Friday 15 April 2016

Dodgy Dave's dodgy business tips

"The PM defended Osborne and Little as the sort of company Britain needs - saying it had not paid tax because it was losing money."

Call me a daft Leftie with the business acumen of a used railway ticket. But are failing companies really what Britain needs? Just as a suggestion, a stab in the dark if you like, wouldn't Britain be economically more viable if we produced companies that paid taxes and made modest profits?

Sunday 10 April 2016

Osborne's off-shoring...

Not to be outdone by the PM it appears George Osborne is also involved in a spot of off-shoring. How is it as Chancellor of the Exchequer he can make such a mess of our economy, yet when it comes to dodgy profits, Osborne and Little, the family business, does very nicely. Maybe we have the wrong Osborne running the economy?

These tax schemes are so tortuously complex, Byzantium in nature. They are purposely designed this way to stop only the most tenacious of investigative journalists from getting to the bottom of them. These schemes are put together by corporate lawyers and accountants steeped in the esoteric dark practices of allowing vast sums of disappear and reappear immune from the tawdry processes of tax attraction.

However, people such as Richard Murphy, and his Tax Research UK site, are breaking into erstwhile arcane practices. More and more ordinary people are seeing through government reassurances that they are doing all that is possible to close the tax loopholes that allow the wealthy (mostly Tory supporters) to escape their tax obligations.


We must keep the pressure on these thieving bastards exposing them for the dirty cheating shits they are.  

Saturday 9 April 2016

Boris Johnson's bufoonery is a cover for his bullshitting

Heading for a tube station Boris Johnson was asked by Cathy Newman of Channel 4 News, if he considered it morally wrong to invest in offshore trusts and funds?

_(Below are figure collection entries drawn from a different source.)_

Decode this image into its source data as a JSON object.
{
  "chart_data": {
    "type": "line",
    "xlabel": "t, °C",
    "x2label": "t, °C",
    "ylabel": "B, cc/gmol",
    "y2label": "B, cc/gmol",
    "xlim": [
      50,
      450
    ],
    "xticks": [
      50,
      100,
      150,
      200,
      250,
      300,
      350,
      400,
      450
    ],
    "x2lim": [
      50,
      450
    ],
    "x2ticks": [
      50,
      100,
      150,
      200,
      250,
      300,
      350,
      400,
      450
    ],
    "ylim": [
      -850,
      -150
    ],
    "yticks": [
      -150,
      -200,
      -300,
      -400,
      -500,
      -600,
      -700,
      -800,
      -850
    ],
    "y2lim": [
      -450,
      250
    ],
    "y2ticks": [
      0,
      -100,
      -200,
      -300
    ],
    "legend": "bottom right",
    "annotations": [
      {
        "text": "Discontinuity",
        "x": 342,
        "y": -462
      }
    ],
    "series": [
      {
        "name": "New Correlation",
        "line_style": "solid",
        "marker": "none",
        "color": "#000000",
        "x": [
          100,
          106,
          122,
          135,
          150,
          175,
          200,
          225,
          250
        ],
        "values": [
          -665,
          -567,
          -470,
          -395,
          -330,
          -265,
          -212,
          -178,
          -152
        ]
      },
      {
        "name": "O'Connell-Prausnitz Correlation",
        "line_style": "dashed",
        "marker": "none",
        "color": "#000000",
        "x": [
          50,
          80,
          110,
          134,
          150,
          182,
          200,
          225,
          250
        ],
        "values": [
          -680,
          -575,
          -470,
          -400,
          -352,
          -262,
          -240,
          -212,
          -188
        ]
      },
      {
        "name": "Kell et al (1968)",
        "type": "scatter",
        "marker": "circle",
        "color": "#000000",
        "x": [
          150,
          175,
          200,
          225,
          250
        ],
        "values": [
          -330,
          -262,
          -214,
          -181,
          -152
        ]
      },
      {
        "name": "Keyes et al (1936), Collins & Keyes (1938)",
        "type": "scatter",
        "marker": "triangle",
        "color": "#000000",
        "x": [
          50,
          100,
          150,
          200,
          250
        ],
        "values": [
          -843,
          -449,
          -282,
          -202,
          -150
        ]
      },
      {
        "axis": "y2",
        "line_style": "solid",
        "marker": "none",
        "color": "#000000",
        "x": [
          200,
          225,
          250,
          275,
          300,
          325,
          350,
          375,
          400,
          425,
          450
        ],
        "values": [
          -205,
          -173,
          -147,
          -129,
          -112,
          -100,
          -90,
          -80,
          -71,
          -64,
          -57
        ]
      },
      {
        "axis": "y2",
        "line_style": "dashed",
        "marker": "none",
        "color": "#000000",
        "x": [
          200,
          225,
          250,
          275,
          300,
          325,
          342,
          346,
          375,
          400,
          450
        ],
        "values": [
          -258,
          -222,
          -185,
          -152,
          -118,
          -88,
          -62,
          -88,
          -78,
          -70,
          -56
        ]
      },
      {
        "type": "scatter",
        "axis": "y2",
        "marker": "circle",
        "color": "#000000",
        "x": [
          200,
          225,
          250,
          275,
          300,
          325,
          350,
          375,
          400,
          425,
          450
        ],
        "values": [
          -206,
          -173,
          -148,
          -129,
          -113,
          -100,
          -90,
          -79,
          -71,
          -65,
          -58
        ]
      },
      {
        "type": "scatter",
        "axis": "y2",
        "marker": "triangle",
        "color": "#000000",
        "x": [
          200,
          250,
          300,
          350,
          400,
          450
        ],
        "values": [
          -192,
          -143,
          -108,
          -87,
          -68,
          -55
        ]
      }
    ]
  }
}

At first Johnson, entirely out of character, kept shtum. But of course keeping quiet is never really an option for the garrulous gaff-ridden Mayor of London.

So after an eternity of around 20 seconds silence, a grinning Johnson spouted: “I’m here to back Zac Goldsmith.” When questioned further he changed tack placing the onus on “…blooming left-wing media organisations…”   

Boris Johnson is not programmed to give straight answers. From birth Johnson was nurtured on the milk of privilege; and with privilege came the twin benefits of entitlement and wealth. The first fixes their place in the class structure; and the second maintains their position.

From the titty to the City this elite are first put through various stages of primary and secondary education. This usually finishing with a public school education that bestows upon them their sense of absolute entitlement within the order of society.

From here they attend one of the better Oxbridge colleges often studying esoteric courses as Literae Humaniores, or more simply put the Classics. Thus armed with a degree, the content of which is alien to most of the rest of us, Classic’s chancers, like Boris Johnson build a career baffling the rest of us by alluding to arcane references from Greek Mythology or elitist use of Latin.

Boris Johnson has made a career out of obfuscation, or put more simply, bullshitting. But fortunately, just as with all one trick ponies, the public become weary of, and see through, both Boris the Bull and his shit. They are no longer willing to laugh at his buffoonery; instead they want questions answered not waved away with a clever Latin quip as though an irrelevance.

The moral of my observation is this: you may take a turd and polish and buff it until it glows and shines for all the world to see. Yet, no matter how shiny the turd it is still a piece of shit.  




Friday 8 April 2016

Tax affairs a 'private matter - for the rich and powerful

A Tory MP stated that in the UK peoples' tax affairs are a 'private matter'. How does allowing wealthy Conservatives to treat the tax system as a private matter benefit our economy?

Just consider that question. Here we have a class of people who disagree with a progressive tax system. A class of people who avariciously hold on to what they have, and acquisitively claw in more riches to the detriment of all others. A class for whom the world is not enough.

Yet in our society the wealthier you are the more chance you have of being able to treat your tax affairs as a ‘private matter’; and given that license, is it any wonder that the rich secretly secrete their money out of sight from the HMRC.


This is why when I hear Tories denying that they are waging an ideological war against the poor I wonder at the lengths they go to to pursue £1.2 billion of benefit fraud compared to anything from £100 to £120 billion cheated on taxes annually. Even someone with the most tenuous understanding of economics, say George Osborne, should be able to work out which group it would be more financially advantageous to go after.